On yesterday’s Liveline programme on Radio One, retired Det Gerry O’Carroll, involved in getting the damning confession from Shaw about the murders and an “orgy of killing” planned by the two men, said the air was now a little cleaner for Evans’ passing.

Referring to the pair as “two English drifters”, he said they were career criminals wanted for rape in Britain who landed in Ireland using false names and then embarked on a crime spree which ended in the horrific deaths of Ms Plunkett and Ms Duffy.

Mr O’Carroll recalled how Ms Plunkett left a pub in Brittas Bay following a row with her boyfriend, only to fall into the clutches of Shaw and Evans.

“An ordinary little row between her and him led to her death,” he said.

Ms Plunkett, a 23-year-old currency clerk from Ringsend, Dublin, was picked up on the pretext of getting a lift and was then savagely beaten, taken to woods at Castletymon and raped before being killed.

According to Mr O’Carroll, Evans was the main influence within the pairing, and had even instructed Shaw to kill Ms Plunkett while he went for a walk. On returning to find her still alive he ordered that she be killed immediately. Her weighed down body was then tossed into the sea from a boat the pair had stolen.

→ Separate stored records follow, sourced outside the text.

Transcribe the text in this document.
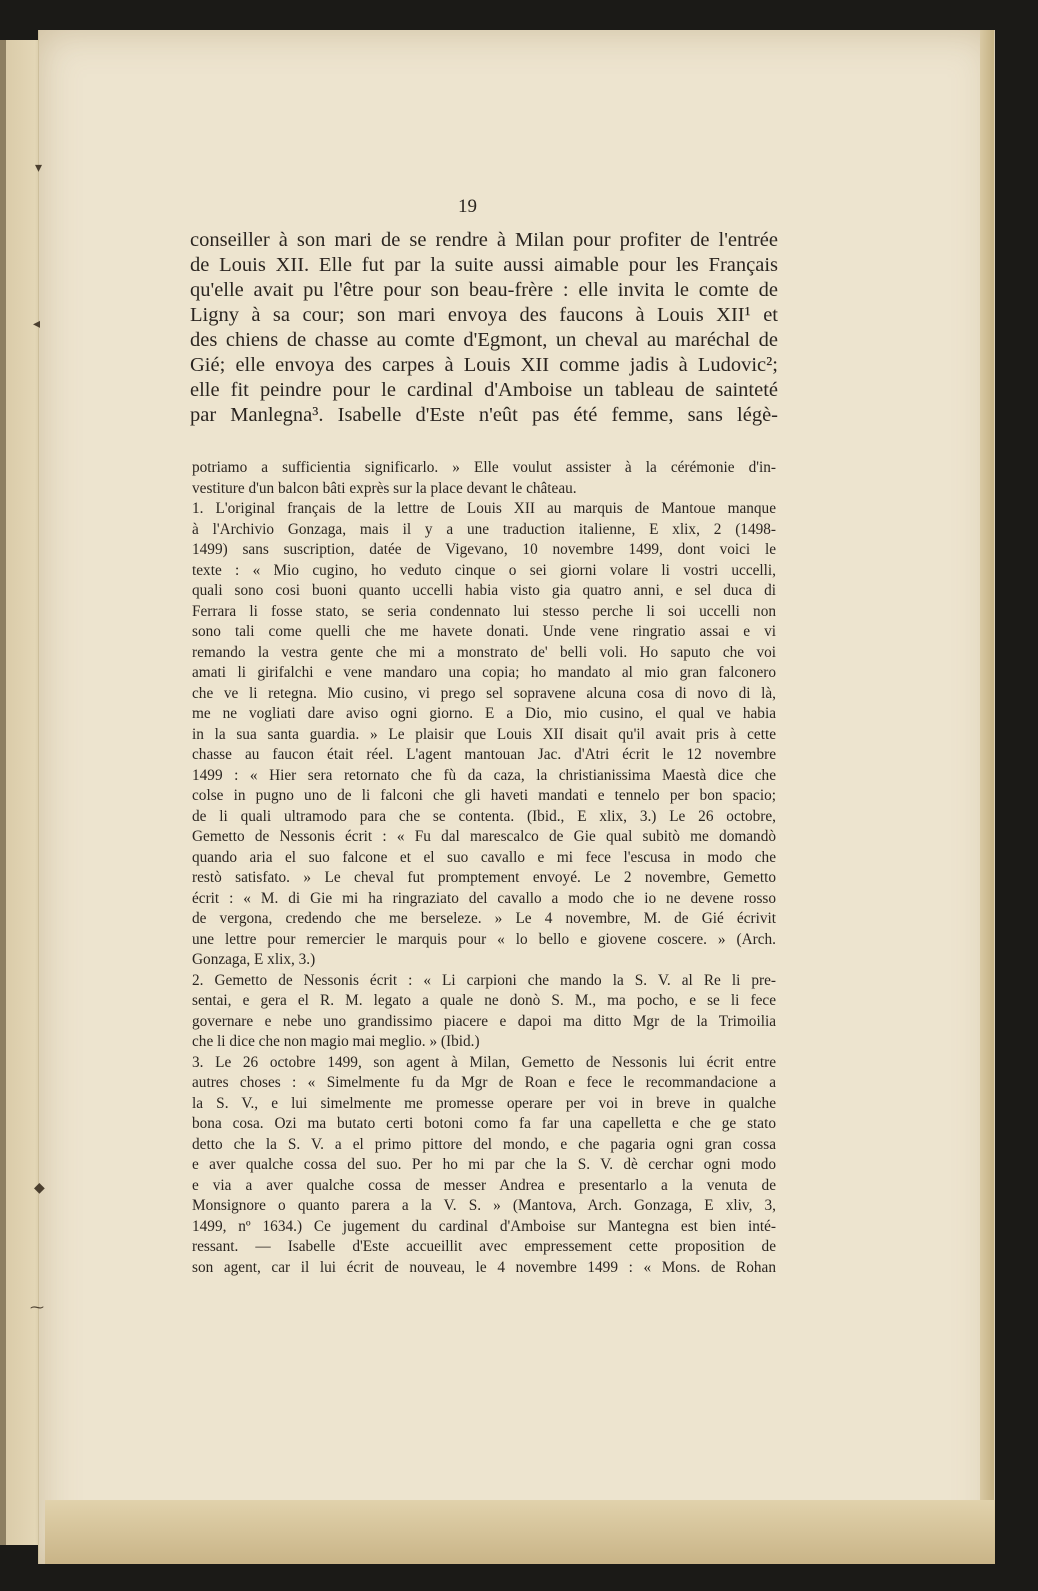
▾
◂
◆
⁓
19
conseiller à son mari de se rendre à Milan pour profiter de l'entrée
de Louis XII. Elle fut par la suite aussi aimable pour les Français
qu'elle avait pu l'être pour son beau-frère : elle invita le comte de
Ligny à sa cour; son mari envoya des faucons à Louis XII¹ et
des chiens de chasse au comte d'Egmont, un cheval au maréchal de
Gié; elle envoya des carpes à Louis XII comme jadis à Ludovic²;
elle fit peindre pour le cardinal d'Amboise un tableau de sainteté
par Manlegna³. Isabelle d'Este n'eût pas été femme, sans légè-
potriamo a sufficientia significarlo. » Elle voulut assister à la cérémonie d'in-
vestiture d'un balcon bâti exprès sur la place devant le château.
1. L'original français de la lettre de Louis XII au marquis de Mantoue manque
à l'Archivio Gonzaga, mais il y a une traduction italienne, E xlix, 2 (1498-
1499) sans suscription, datée de Vigevano, 10 novembre 1499, dont voici le
texte : « Mio cugino, ho veduto cinque o sei giorni volare li vostri uccelli,
quali sono cosi buoni quanto uccelli habia visto gia quatro anni, e sel duca di
Ferrara li fosse stato, se seria condennato lui stesso perche li soi uccelli non
sono tali come quelli che me havete donati. Unde vene ringratio assai e vi
remando la vestra gente che mi a monstrato de' belli voli. Ho saputo che voi
amati li girifalchi e vene mandaro una copia; ho mandato al mio gran falconero
che ve li retegna. Mio cusino, vi prego sel sopravene alcuna cosa di novo di là,
me ne vogliati dare aviso ogni giorno. E a Dio, mio cusino, el qual ve habia
in la sua santa guardia. » Le plaisir que Louis XII disait qu'il avait pris à cette
chasse au faucon était réel. L'agent mantouan Jac. d'Atri écrit le 12 novembre
1499 : « Hier sera retornato che fù da caza, la christianissima Maestà dice che
colse in pugno uno de li falconi che gli haveti mandati e tennelo per bon spacio;
de li quali ultramodo para che se contenta. (Ibid., E xlix, 3.) Le 26 octobre,
Gemetto de Nessonis écrit : « Fu dal marescalco de Gie qual subitò me domandò
quando aria el suo falcone et el suo cavallo e mi fece l'escusa in modo che
restò satisfato. » Le cheval fut promptement envoyé. Le 2 novembre, Gemetto
écrit : « M. di Gie mi ha ringraziato del cavallo a modo che io ne devene rosso
de vergona, credendo che me berseleze. » Le 4 novembre, M. de Gié écrivit
une lettre pour remercier le marquis pour « lo bello e giovene coscere. » (Arch.
Gonzaga, E xlix, 3.)
2. Gemetto de Nessonis écrit : « Li carpioni che mando la S. V. al Re li pre-
sentai, e gera el R. M. legato a quale ne donò S. M., ma pocho, e se li fece
governare e nebe uno grandissimo piacere e dapoi ma ditto Mgr de la Trimoilia
che li dice che non magio mai meglio. » (Ibid.)
3. Le 26 octobre 1499, son agent à Milan, Gemetto de Nessonis lui écrit entre
autres choses : « Simelmente fu da Mgr de Roan e fece le recommandacione a
la S. V., e lui simelmente me promesse operare per voi in breve in qualche
bona cosa. Ozi ma butato certi botoni como fa far una capelletta e che ge stato
detto che la S. V. a el primo pittore del mondo, e che pagaria ogni gran cossa
e aver qualche cossa del suo. Per ho mi par che la S. V. dè cerchar ogni modo
e via a aver qualche cossa de messer Andrea e presentarlo a la venuta de
Monsignore o quanto parera a la V. S. » (Mantova, Arch. Gonzaga, E xliv, 3,
1499, nº 1634.) Ce jugement du cardinal d'Amboise sur Mantegna est bien inté-
ressant. — Isabelle d'Este accueillit avec empressement cette proposition de
son agent, car il lui écrit de nouveau, le 4 novembre 1499 : « Mons. de Rohan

The two men had already escaped Garda attention, having been released on bail following a spate of burglaries, and had also managed to evade extradition back to Britain. Using a hand-painted Ford Cortina — a “giveaway”, Mr O’Carroll told listeners yesterday — they drove around the country, and abducted Mary Duffy, a 23-year-old cook from Belcarra near Castlebar. Even as she was being abducted the hunt was on for their vehicle, spotted at a filling station in Maam Cross in Co Galway.

However, it was too late for Ms Duffy, who was badly beaten in the car as it sped towards Connemara. On arrival at a remote woodland area at Ballynahinch she was repeatedly raped and tied to a tree. According to Mr O’Carroll: “They kept her alive for 24 hours tied to a tree.”

He said her death and that of Ms Plunkett was a “landmark in horror, undiminished by the passage of the years”. Evans and Shaw had planned a third killing, but their intended victim had what Mr O’Carroll called “a miraculous escape”, her intuition leading her to escape from a pub window after she had asked to use the bathroom when in the car with the two men.

Sightings of the Cortina ultimately led to the two men being spotted and arrested in Salthill in Galway on Sept 27, 1976, but it was Shaw’s confession to Mr O’Carroll during an early hours questioning session in the billiards room of the Eglington Road Garda station which led to both men receiving life sentences.

Pricking Shaw’s conscience by asking if he was a Catholic and a father, and leading him into prayer, Shaw cracked and confessed to the killings and the plans for more victims.

“It was a nightmare, it was horror heaped on horror,” Mr O’Carroll said. “I don’t think we have ever had an abomination on two feet like we did with Evans.”

Following their arrest, Shaw had told Mr O’Carroll in the back of a squad car: “I am glad you got me, we were going to kill one a week.”

Evans, 67, is not thought to have expressed any remorse for his role in the murders and spent the majority of his life sentence in Arbor Hill before his hospital treatment. No funeral details have been announced and it is unknown if any relatives will come forward to claim his body or whether the State will have to bury him. Shaw is still serving his life sentence in Castlerea Prison.

“I have mixed feelings this morning,” Mr O’Carroll said of Evans. “I can’t find it in my heart to have any pity or remorse. The air is a little cleaner for him having passed away.”